" On peut y surveiller les territoires de l’Iran et du Pakistan".
Les Etats-Unis ont pour la première fois officiellement reconnu qu’à partir de 2014 non seulement des forces militaires terrestres, mais aussi des unités de l’aviation militaire américaine resteront en Afghanistan, a confirmé le commandant adjoint de la coalition des opérations aériennes, Kenneth Wilsbach, dans une interview accordée au Washington Times. Le général a précisé qu’aucune décision n’avait encore été prise concernant la poursuite éventuelle de la collaboration entre l’US Air Force et l’armée nationale afghane.
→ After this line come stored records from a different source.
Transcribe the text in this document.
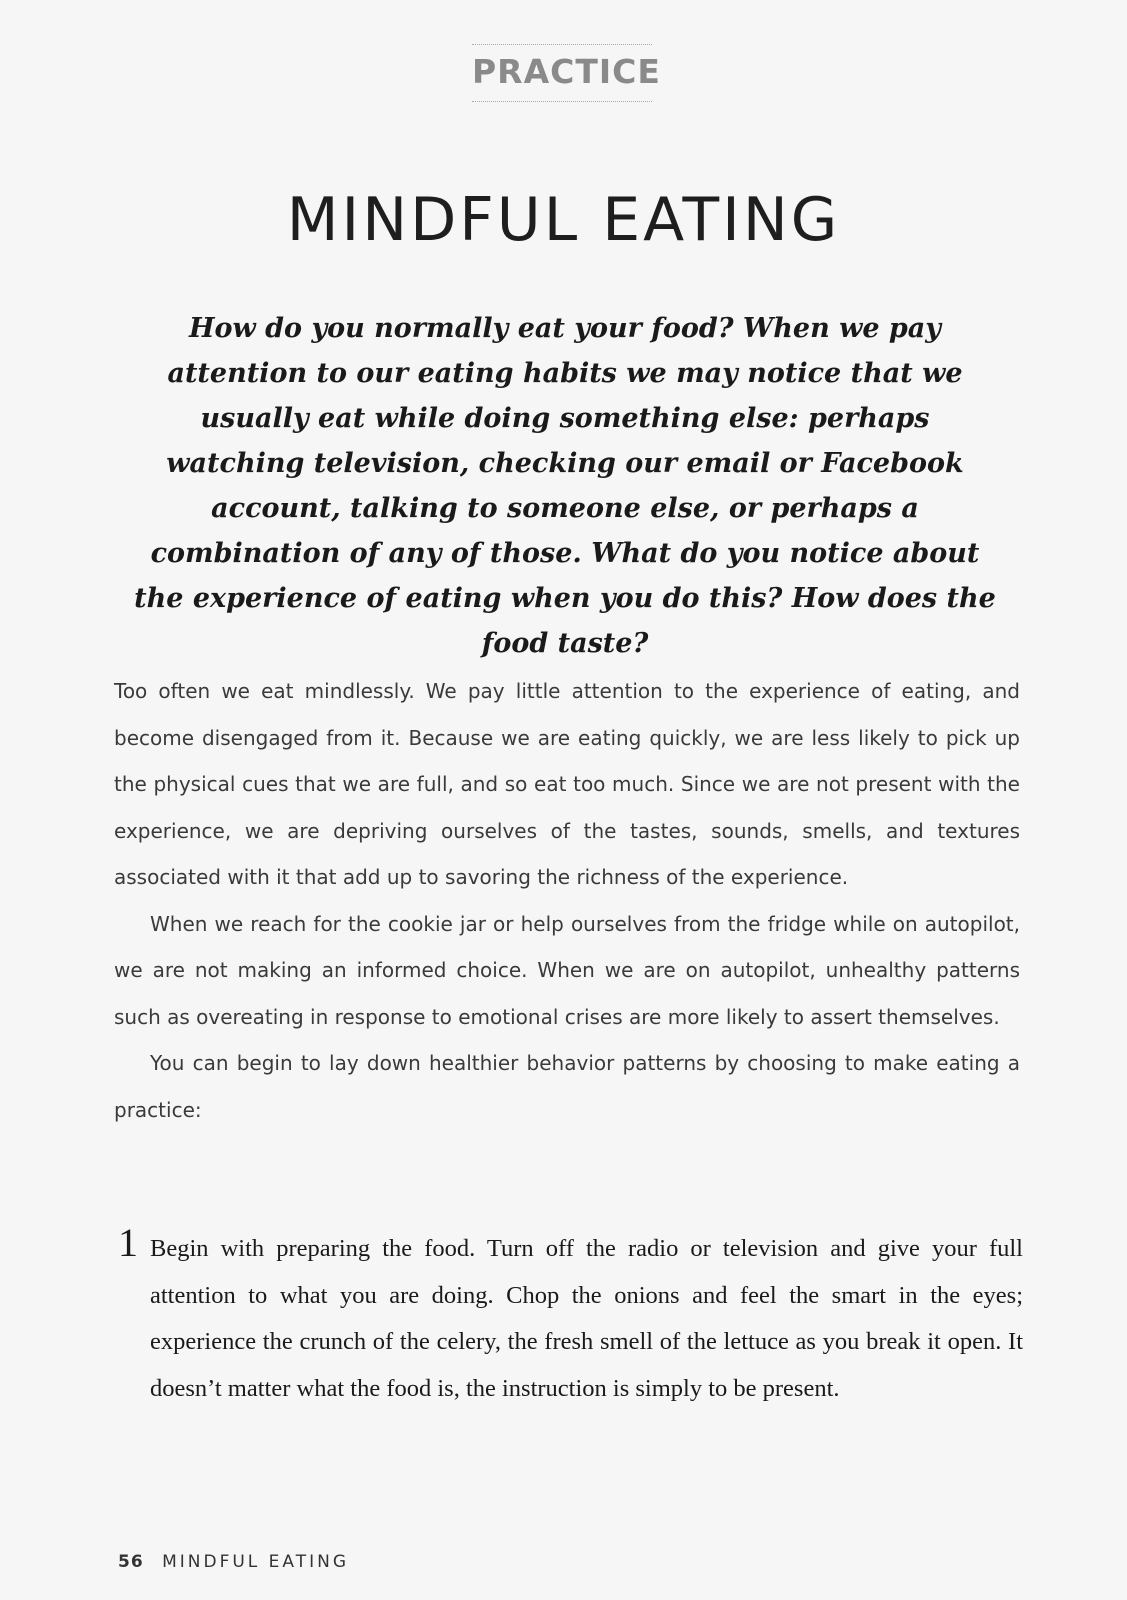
PRACTICE
MINDFUL EATING

How do you normally eat your food? When we pay attention to our eating habits we may notice that we usually eat while doing something else: perhaps watching television, checking our email or Facebook account, talking to someone else, or perhaps a combination of any of those. What do you notice about the experience of eating when you do this? How does the food taste?

Too often we eat mindlessly. We pay little attention to the experience of eating, and become disengaged from it. Because we are eating quickly, we are less likely to pick up the physical cues that we are full, and so eat too much. Since we are not present with the experience, we are depriving ourselves of the tastes, sounds, smells, and textures associated with it that add up to savoring the richness of the experience.

When we reach for the cookie jar or help ourselves from the fridge while on autopilot, we are not making an informed choice. When we are on autopilot, unhealthy patterns such as overeating in response to emotional crises are more likely to assert themselves.

You can begin to lay down healthier behavior patterns by choosing to make eating a practice:

1 Begin with preparing the food. Turn off the radio or television and give your full attention to what you are doing. Chop the onions and feel the smart in the eyes; experience the crunch of the celery, the fresh smell of the lettuce as you break it open. It doesn’t matter what the food is, the instruction is simply to be present.

56 MINDFUL EATING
Le principal contingent des forces occidentales quittera l’Afghanistan d’ici la fin de 2014. Le nombre des forces restantes est déterminé par le Pacte de sécurité, sur lequel Kaboul et Washington ne réussissent pas à se mettre d’accord. Les effectifs approximatifs, selon le magazine Foreign Policy, seront de 9 000 hommes américains et 6 000 hommes issus des autres pays de l’OTAN. Il est possible qu’ils s’installent à proximité des aérodromes qui viennent d’être rénovés, suggère Oleg Koulakov, professeur à l’Université militaire russe :
« Beaucoup d’argent a été investi dans la rénovation des bases aériennes de Bagram et de Shindand. L’aéroport de Herat est resté longtemps en travaux. A Kandahar et Mazari-Sharif, l’équipement est complet. C’est près de l’aéroport que seront déployées les forces militaires terrestres. »
Bien sûr, on a besoin de l’armée pour la fourniture de fret et le transfert des blessés. Compte tenu de la difficulté du terrain en Afghanistan, on ne peut rien faire sans les avions de transport. Pour ce qui est des avions de combat, leur rôle n’est pas encore bien clair. Il est vrai que les forces limitées de l’US Air Force ne seront pas en mesure de soutenir efficacement les troupes au sol. Et l’aviation afghane, composée uniquement d’hélicoptères, n’est pas d’une grande aide sur ce plan. Cependant, il est peu probable que la lutte contre les talibans soit une priorité pour les forces américaines en Afghanistan après 2014, quand l’opération militaire Enduring Freedomdeviendra l’opération Resolute Support. Le fait que les Américains essaient par tous les moyens de parvenir à un accord secret avec les Talibans, pour que ceux-ci les laissent tranquilles, incite à tirer cette conclusion. D’où les propos du général Wilsbach sur la question en suspens de la « poursuite de la collaboration » avec les Afghans. Le Pacte de sécurité est probablement une excuse pour rester en Afghanistan, où les Américains poursuivent leurs propres objectifs, explique Oleg Koulakov :
« On peut y surveiller les territoires de l’Iran et du Pakistan. Le Pakistan est important pour eux à plusieurs titres : c’est un régime instable, alors que le pays possède des arsenaux nucléaires. De plus, le Pakistan coopère étroitement avec la Chine. Par conséquent, la présence de bases militaires est, de ce point de vue, rationnelle. Bien sûr, il y a aussi la question de l’Asie centrale. C’est justement pour ces raisons que les Etats-Unis ont lancé en 2001 une opération militaire. »
Et ici, l’aviation est utile : espionnage, collecte d’informations, diverses missions secrètes. Mais les objectifs vont plus loin. La présence militaire dans la région est un objectif stratégique des Etats-Unis, comme l’explique Nikita Mendkovich, expert du Centre d’étude de l’Afghanistan contemporain :
« Ils perçoivent l’Afghanistan comme une sorte de grande base militaire qui leur appartient dans la région au moins jusqu’aux années 2020. Le maintien dans la région de l’aviation américaine pourrait constituer une source de menace pour l’Iran et la Chine, en cas de détérioration des relations. »
Il y a au moins un avantage à la situation d’après 2014. L’intensité des frappes aériennes de l’US Air Force (et de l’aviation des autres pays, si ceux-ci restent aussi) va considérablement diminuer. Il y aura donc moins de victimes civiles, dont le nombre actuel préoccupe le président Hamid Karzai.
Quant à la situation en Afghanistan, où le régime tient grâce à des soutiens artificiels, on ne peut que s’attendre à une nouvelle détérioration, prédisent les experts. Dans ce contexte on verra apparaître plus clairement les motifs réels de l’introduction du contingent étranger dans le pays à l’époque.